The following summary is taken from the Key Findings of the 2015 Revision of the UN Population Division’s World Population Prospects (United Nations Department of Economic and Social Affairs Population Division, 2015) and is purely to provide an overview of future population change. The global development challenges of future population change are broad and a comprehensive review is beyond the scope of this pilot learning journey. This report instead focusses on the areas highlighted by DFID at this stage of the journey with the addition of addressing the fertility challenge.
In July 2015, the world population reached 7.3 billion people. This is an increase of one billion since 2003 and two billion since 1990. The world population continues to grow though more slowly than in the past. Ten years ago, world population was growing by 1.24 percent per year. In 2015, it is growing by 1.18 percent per year. 50.4 percent of the world was male and 49.6 percent was female. The median age of the global population was 29.6 years. Twenty-six percent were under the age 15, 62 percent 15-59 years and 12 percent 60 years or over. Sixty per cent of the global population lives in Asia (4.4 billion), 16 per cent in Africa (1.2 billion), 10 per cent in Europe (738 million), 9 per cent in Latin America and the Caribbean (634 million), and the remaining 5 per cent in Northern America (358 million) and Oceania (39 million) (Figure 1). China (1.4 billion) and India (1.3 billion) remain the two largest countries of the world, both with more than 1 billion people, representing 19 and 18 percent of the world’s population, respectively.

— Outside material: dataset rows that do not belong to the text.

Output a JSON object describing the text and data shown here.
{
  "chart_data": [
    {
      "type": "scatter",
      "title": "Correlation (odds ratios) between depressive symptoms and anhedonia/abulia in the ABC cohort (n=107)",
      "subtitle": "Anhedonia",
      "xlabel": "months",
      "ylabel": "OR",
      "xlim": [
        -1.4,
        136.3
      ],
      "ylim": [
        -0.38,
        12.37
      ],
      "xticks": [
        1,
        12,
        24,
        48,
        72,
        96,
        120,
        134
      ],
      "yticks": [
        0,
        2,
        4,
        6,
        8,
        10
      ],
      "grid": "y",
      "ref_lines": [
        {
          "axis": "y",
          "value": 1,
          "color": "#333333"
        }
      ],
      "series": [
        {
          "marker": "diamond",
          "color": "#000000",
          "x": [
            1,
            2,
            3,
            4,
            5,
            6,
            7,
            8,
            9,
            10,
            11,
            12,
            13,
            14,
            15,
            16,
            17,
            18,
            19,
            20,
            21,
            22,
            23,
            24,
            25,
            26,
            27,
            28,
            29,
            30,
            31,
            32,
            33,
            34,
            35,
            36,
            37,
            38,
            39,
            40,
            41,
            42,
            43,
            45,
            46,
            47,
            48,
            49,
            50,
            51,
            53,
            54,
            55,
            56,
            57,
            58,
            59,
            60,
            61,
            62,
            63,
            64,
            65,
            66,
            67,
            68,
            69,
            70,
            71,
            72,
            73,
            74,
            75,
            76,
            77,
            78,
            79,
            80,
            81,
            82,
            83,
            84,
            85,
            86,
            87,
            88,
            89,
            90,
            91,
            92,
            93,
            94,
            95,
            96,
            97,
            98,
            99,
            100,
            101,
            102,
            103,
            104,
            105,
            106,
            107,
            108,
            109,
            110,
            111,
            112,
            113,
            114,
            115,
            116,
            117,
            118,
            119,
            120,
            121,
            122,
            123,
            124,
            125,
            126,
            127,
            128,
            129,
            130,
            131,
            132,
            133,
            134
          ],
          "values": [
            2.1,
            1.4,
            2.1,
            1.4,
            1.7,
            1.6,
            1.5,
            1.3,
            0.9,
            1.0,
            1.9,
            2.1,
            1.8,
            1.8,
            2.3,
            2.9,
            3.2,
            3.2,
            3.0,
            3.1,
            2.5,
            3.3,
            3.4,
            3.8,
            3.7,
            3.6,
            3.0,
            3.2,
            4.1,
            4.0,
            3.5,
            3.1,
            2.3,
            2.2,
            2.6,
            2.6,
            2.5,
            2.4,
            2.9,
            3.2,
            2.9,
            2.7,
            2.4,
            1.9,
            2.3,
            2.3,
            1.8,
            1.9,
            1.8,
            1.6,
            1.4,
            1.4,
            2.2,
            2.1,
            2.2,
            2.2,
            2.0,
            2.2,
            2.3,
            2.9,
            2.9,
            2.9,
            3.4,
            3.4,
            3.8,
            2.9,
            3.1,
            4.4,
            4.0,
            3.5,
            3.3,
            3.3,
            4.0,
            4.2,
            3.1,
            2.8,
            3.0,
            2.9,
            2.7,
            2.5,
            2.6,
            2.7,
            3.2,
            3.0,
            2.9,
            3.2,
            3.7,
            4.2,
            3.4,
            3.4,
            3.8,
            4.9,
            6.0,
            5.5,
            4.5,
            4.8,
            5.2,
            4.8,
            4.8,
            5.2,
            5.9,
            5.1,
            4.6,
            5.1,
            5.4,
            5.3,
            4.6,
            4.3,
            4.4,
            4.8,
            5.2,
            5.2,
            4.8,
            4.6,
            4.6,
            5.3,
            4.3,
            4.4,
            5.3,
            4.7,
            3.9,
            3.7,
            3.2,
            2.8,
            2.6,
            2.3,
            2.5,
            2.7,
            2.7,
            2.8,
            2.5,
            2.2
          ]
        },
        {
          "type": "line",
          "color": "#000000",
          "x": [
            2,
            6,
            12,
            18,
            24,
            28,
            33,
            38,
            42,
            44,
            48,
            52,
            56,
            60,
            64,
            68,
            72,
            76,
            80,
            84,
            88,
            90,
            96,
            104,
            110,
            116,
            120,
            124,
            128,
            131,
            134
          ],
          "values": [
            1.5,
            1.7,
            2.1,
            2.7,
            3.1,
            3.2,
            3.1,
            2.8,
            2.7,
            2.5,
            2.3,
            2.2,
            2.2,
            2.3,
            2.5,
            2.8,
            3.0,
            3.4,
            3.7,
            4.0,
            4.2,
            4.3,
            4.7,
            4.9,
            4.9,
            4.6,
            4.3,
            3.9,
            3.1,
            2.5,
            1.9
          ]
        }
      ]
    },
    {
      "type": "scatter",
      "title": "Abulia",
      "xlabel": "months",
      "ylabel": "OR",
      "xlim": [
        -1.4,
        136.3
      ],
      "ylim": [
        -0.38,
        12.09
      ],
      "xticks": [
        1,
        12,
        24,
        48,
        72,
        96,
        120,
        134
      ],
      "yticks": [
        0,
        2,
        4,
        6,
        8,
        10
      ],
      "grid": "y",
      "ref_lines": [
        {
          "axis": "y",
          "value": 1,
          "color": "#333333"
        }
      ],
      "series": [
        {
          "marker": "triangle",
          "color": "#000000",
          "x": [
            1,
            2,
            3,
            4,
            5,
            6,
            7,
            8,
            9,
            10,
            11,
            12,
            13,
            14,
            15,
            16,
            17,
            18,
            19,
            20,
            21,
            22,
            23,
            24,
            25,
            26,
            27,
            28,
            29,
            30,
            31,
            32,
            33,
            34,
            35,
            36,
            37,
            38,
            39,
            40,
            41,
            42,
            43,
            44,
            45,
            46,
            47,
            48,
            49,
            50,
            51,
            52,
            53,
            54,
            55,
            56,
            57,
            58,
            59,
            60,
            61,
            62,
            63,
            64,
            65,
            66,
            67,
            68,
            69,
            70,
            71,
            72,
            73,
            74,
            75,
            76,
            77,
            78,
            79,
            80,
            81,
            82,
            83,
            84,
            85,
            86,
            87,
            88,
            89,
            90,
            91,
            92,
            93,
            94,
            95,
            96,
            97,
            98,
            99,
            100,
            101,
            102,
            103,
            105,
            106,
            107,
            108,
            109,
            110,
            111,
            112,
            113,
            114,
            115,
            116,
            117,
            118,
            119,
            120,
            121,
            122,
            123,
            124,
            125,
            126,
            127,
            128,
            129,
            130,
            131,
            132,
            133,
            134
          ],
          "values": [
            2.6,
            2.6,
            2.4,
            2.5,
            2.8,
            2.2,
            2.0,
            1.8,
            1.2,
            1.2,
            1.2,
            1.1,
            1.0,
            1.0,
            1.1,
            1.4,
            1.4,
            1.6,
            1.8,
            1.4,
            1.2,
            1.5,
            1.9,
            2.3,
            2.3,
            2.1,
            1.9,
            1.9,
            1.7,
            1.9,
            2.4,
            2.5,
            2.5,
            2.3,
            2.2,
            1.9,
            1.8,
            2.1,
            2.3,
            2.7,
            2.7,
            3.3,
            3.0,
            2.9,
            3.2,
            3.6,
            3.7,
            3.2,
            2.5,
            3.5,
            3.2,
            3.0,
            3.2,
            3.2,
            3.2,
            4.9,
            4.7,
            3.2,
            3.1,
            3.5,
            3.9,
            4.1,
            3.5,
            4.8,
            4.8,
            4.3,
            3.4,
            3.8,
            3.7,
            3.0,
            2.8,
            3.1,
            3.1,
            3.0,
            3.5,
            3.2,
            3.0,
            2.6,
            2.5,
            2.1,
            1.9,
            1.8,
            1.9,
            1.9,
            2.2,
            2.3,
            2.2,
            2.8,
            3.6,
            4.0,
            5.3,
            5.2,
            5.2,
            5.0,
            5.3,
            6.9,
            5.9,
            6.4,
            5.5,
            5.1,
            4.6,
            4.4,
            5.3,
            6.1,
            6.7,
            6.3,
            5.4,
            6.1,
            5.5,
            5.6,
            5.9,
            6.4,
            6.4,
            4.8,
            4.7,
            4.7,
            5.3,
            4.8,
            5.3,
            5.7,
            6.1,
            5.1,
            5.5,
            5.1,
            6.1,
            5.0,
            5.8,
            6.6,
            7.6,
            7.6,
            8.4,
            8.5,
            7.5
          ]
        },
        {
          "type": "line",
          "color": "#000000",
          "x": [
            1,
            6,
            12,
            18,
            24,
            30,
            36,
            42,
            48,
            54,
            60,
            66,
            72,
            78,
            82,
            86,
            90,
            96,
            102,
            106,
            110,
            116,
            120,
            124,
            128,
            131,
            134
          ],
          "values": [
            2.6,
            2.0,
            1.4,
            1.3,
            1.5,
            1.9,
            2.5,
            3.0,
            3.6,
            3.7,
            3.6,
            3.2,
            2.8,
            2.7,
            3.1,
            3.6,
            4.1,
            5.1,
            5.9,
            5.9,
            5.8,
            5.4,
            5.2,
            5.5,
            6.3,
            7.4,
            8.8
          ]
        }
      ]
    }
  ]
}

Africa is the fastest-growing major area with more than half of global population growth between 2015 and 2050 expected to occur here (1.3 billion additional people). Between 2015 and 2050, the populations of 28 African countries are projected to more than double. By 2050, Africa’s share of the global population is expected to increase to 25 percent and will be the only major area still experiencing substantial population growth. Asia is projected to be the second largest contributor to future global population growth, adding 0.9 billon people between 2015 and 2050. The medium variant projection assumes that fertility will fall from 4.7 children per women in 2010- 2015 to 3.1 in 2045-2050. Population growth remains especially high in the group of 48 countries designated as the least developed countries, of which 27 are in Africa. Amongst the ten largest countries in the world, Nigeria’s population (currently the seventh largest in the world) is growing the most rapidly. By 2050, Nigeria is expected to become the third largest country in the world.